彼女にとっては悪夢かもしれないが、今まで悪夢という悪夢を見てきた僕からすれば可愛らしいものだ。
彼女は寝ていてもなお、勉強している夢を見ていたのだ。
この図書室の机に向かい、ひたむきに勉強する彼女。
その机の端には、何故か“あと5日!”と書かれたプレートが置かれていた。
一体何の意味でそこに置かれているのか、とか、5日後なにがあるんだろう、とか……そんなことを思ったが、それでももう一つ微笑ましいことがある。
それは……勉強を教えていたのが、僕だったからだ。
スパルタでやっていたのか、手に持っていたのは鞭だったのが少し笑ってしまった。
僕がこいつ相手に、そんな酷いことをするはずがないのにな。
だから僕は現実に戻ってきた。
夢魔の心配はなさそうだったから。
「────。」
何か喋っているようだが、声が出ない彼女。
やはり、一度死んでも声は治らなかったのか、と少し心配になった。
まぁ、髪色が依然として“黒”なので仕方がないのだが。
それでも声くらい戻って欲しかった。
もうどれほど彼女の声を聞いてないんだろう。
途端に僕は寂しくなった。
『こんなところで寝てたら、風邪引きますよ?スノウ。』
「今夜は冷えるからな。砂漠地帯特有の寒冷だな…。」
研究所の中は常に空調が効いている。
だが、夜になるとエネルギーの節約の為か、空調も切られることが多い。
だから夜には外の寒さが中に入ってくることもあった。
今日は特にその傾向が強いようだ。
「……。」
彼女を起こすのは忍びないし、起こせばまた何をするか分からない。
だが、放っておくというのは良心が痛むし、何より……僕がそんなこと出来るはずも無い。
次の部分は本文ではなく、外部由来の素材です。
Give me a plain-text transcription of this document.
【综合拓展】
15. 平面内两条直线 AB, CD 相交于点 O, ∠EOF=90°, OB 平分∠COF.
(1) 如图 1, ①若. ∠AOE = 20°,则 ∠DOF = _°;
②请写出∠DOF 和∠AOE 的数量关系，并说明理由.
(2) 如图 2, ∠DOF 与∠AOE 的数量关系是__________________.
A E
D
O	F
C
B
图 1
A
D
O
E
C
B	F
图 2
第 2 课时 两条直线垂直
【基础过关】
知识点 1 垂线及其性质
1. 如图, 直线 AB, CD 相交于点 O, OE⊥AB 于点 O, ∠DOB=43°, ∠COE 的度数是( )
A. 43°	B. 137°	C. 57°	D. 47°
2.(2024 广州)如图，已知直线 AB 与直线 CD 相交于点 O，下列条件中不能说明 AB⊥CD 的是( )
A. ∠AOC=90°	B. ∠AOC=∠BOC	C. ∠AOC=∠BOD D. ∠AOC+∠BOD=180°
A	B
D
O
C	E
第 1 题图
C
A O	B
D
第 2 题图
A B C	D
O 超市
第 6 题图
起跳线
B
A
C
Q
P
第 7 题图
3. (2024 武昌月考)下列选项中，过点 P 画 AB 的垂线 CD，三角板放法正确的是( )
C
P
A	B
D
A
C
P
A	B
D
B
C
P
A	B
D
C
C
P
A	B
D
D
ゆっくりと起きないように彼女を抱き上げた僕は、彼女の重さが以前よりも軽くなっていることに驚いた。
最近治療ばかり専念していたのもあり、筋力も体力も衰えたのかもしれない。
それに元々食の細い彼女のことだ。
こういった勉強とか、仕事とかで食事を後回しにしているのだろう事などすぐに分かった。
『どうかしましたか?坊ちゃん。』
「……軽すぎる。」
『へ?そんなにですか?』
「……絶対に食事を抜いている。…言葉が分かるようになったら、耳にタコが出来るくらいしつこく言ってやらないとな。」
『もう…スノウったら僕達がいないとすぐにいけないことするんですから…。困ったものですよ。』
僕はシャルの言葉を聞きながら移動する。
この図書室のソファを借り、そこへ彼女を横にさせた僕は、彼女の頭を自身の足の上にやり、膝枕をしてやる。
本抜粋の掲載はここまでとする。